Endometriosis currently affects one in ten reproductive-aged women in the U.S. with symptoms such as painful periods (dysmenorrhea), chronic pelvic pain, pain with intercourse (dyspareunia), and infertility. Because endometriosis grows or regresses dependent on hormone exposure, combined oral contraceptive pills, which include ethinyl estradiol and various progestins, are used to control the condition, particularly in women not trying to conceive.
Orilissa® (elagolix), a GnRH receptor antagonist, was FDA approved in 2018 and is the first new treatment for endometriosis in more than 10 years. It is supplied as a tablet. LUPRON DEPOT® (leuprolide acetate for depot suspension) has a similar mechanism of action but is administered as an injection.
“Our primary goal is to reduce the pain of endometriosis, so the patient can live a normal life,” said Amanda Yunker, D.O., an associate professor of obstetrics and gynecology at Vanderbilt University Medical Center. “Aside from surgery, we commonly use birth control pills and IUDs. This new therapy is simply one additional option in the line of medical therapy.”
The Research Behind Elagolix
Elagolix inhibits endogenous GnRH signaling by binding competitively to GnRH receptors in the pituitary gland, resulting in dose-dependent suppression of luteinizing hormone and follicle-stimulating hormone. This leads to decreased blood concentrations of estrogen, estradiol and progesterone, creating a temporary menopause. The downstream effect is that endometriosis is not stimulated by the patient’s natural hormones.
Two similar, double-blind, randomized, 6-month phase 3 trials evaluated the effects of two doses of elagolix – 150 mg once daily (lower-dose group) and 200 mg twice daily (higher-dose group) – as compared with placebo in women with surgically diagnosed endometriosis and moderate or severe endometriosis-associated pain.
At three months, the proportion of women who met the clinical response criteria for each of the two primary end points (dysmenorrhea and non-menstrual pelvic pain) was significantly greater among women who received each elagolix dose than among those who received placebo. A more recent study showed that an additional six months of elagolix treatment provided sustained reductions in dysmenorrhea, nonmenstrual pelvic pain, and dyspareunia, with no new safety concerns associated with long-term use.
Medical vs.

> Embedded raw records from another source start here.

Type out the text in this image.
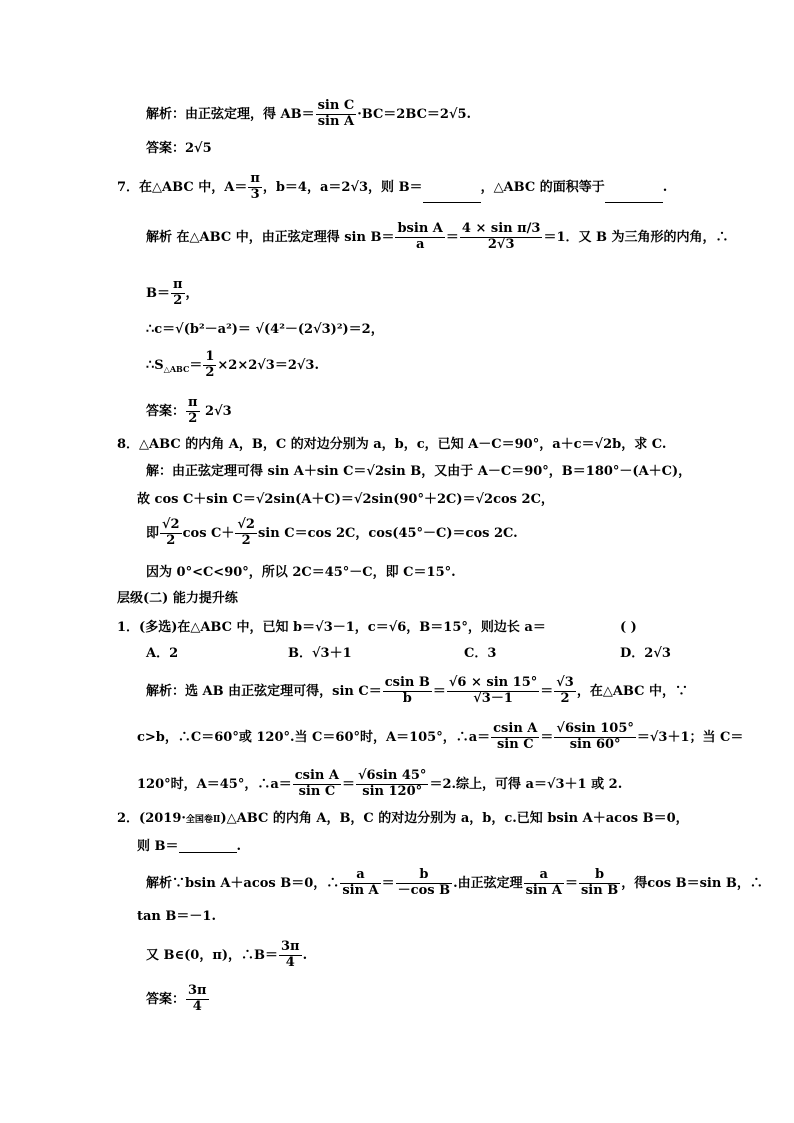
解析：由正弦定理，得 $AB= \frac{\text{sin C}}{\text{sin A}} \cdot BC=2BC=2√5$.
答案：2√5
7．在△ABC 中，$A= \frac{\pi}{3}$ ，b＝4，a＝2√3，则 B＝	，△ABC 的面积等于	.
解析 在△ABC 中，由正弦定理得 $\sin B= \frac{\text{bsin A}}{a} = \frac{\text{4 × sin π/3}}{2√3} =1$．又 B 为三角形的内角，∴
$B= \frac{\pi}{2}$ ，
∴c＝√(b²－a²)＝ √(4²－(2√3)²)＝2，
$\therefore S_{\triangle ABC}= \frac{1}{2} \times 2\times 2√3=2√3$.
答案： $\frac{\pi}{2} 2√3$
8．△ABC 的内角 A，B，C 的对边分别为 a，b，c，已知 A－C＝90°，a＋c＝√2b，求 C.
解：由正弦定理可得 sin A＋sin C＝√2sin B，又由于 A－C＝90°，B＝180°－(A＋C)，
故 cos C＋sin C＝√2sin(A＋C)＝√2sin(90°＋2C)＝√2cos 2C，
即 $\frac{√2}{2}$ $\cos C+ \frac{√2}{2}$ sin C＝cos 2C，cos(45°－C)＝cos 2C.
因为 0°<C<90°，所以 2C＝45°－C，即 C＝15°.
层级(二) 能力提升练
1．(多选)在△ABC 中，已知 b＝√3－1，c＝√6，B＝15°，则边长 a＝	( )
A．2	B．√3＋1	C．3	D．2√3
解析：选 AB 由正弦定理可得，$\sin C= \frac{\text{csin B}}{b} = \frac{√6 \times \sin 15^\circ}{√3-1} = \frac{√3}{2}$ ，在△ABC 中，∵
c>b，∴C＝60°或 120°.当 C＝60°时，A＝105°，∴a＝ $\frac{\text{csin A}}{\text{sin C}} = \frac{√6\sin 105^\circ}{\sin 60^\circ} =√3+1$；当 C＝
120°时，A＝45°，∴a＝ $\frac{\text{csin A}}{\text{sin C}} = \frac{√6\sin 45^\circ}{\sin 120^\circ} =2$.综上，可得 a＝√3＋1 或 2.
2．(2019·全国卷Ⅱ)△ABC 的内角 A，B，C 的对边分别为 a，b，c.已知 bsin A＋acos B＝0，
则 B＝	.
解析∵bsin A＋acos B＝0，∴ $\frac{a}{\text{sin A}} = \frac{b}{\text{－cos B}}$ .由正弦定理 $\frac{a}{\text{sin A}} = \frac{b}{\text{sin B}}$ ，得cos B＝sin B，∴
tan B＝－1.
又 B∈(0，π)，∴B＝ $\frac{3\pi}{4}$ .
答案： $\frac{3\pi}{4}$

Surgical Treatment
Despite these results, Yunker does not prescribe Orilissa and Lupron as first-line therapies because of the side effect profiles. “While these results show promise, it’s still fairly early,” she said. “Patients need to be counseled regarding the side effects, which includes all the things you would associate with menopause – hot flashes, insomnia; bone density effects. Orilissa, like Lupron, is a short-term solution.”
“Some patients try to postpone surgery for a number of reasons.”
And while medications can slow endometriosis proliferation, surgery is still considered the gold standard in endometriosis treatment. Yunker says she considers the patient’s goals. “Some patients try to postpone surgery for a number of reasons – they don’t want to take off from work, it’s not a good time in their lives, etc. If their symptoms are severe and they need some way to control the pain, we will discuss medical options first. The drugs can help control endometriosis growth and reduce pelvic inflammation.”
In some cases, medication is combined with surgery. “If they have surgery and don’t plan on getting pregnant any time soon, we need to put them on something that suppresses endometriosis growth and prolongs the time before their pain returns and they need another surgery,” Yunker said.
A New Era in MIGS Surgery
Minimally invasive gynecologic surgery (MIGS) for endometriosis and other conditions has continued to evolve through improved technology and better training. In 2001, the American Association of Gynecologic Laparoscopists (AAGL) developed a Fellowship in Minimally Invasive Gynecologic Surgery to address the concern that most graduating residents in obstetrics and gynecology were not fully trained in modern endoscopic surgery. AAGL currently has 50 fellowship sites and many programs participate in a match system.
“The surgery itself hasn’t changed, but the technology continues to improve over time,” said Yunker, a graduate of the program and MIGS fellowship director in the Vanderbilt Department of Gynecology. “Having this training opportunity for residents and fellows creates a whole new generation of gynecologic surgeons who are experts in this type of surgery.”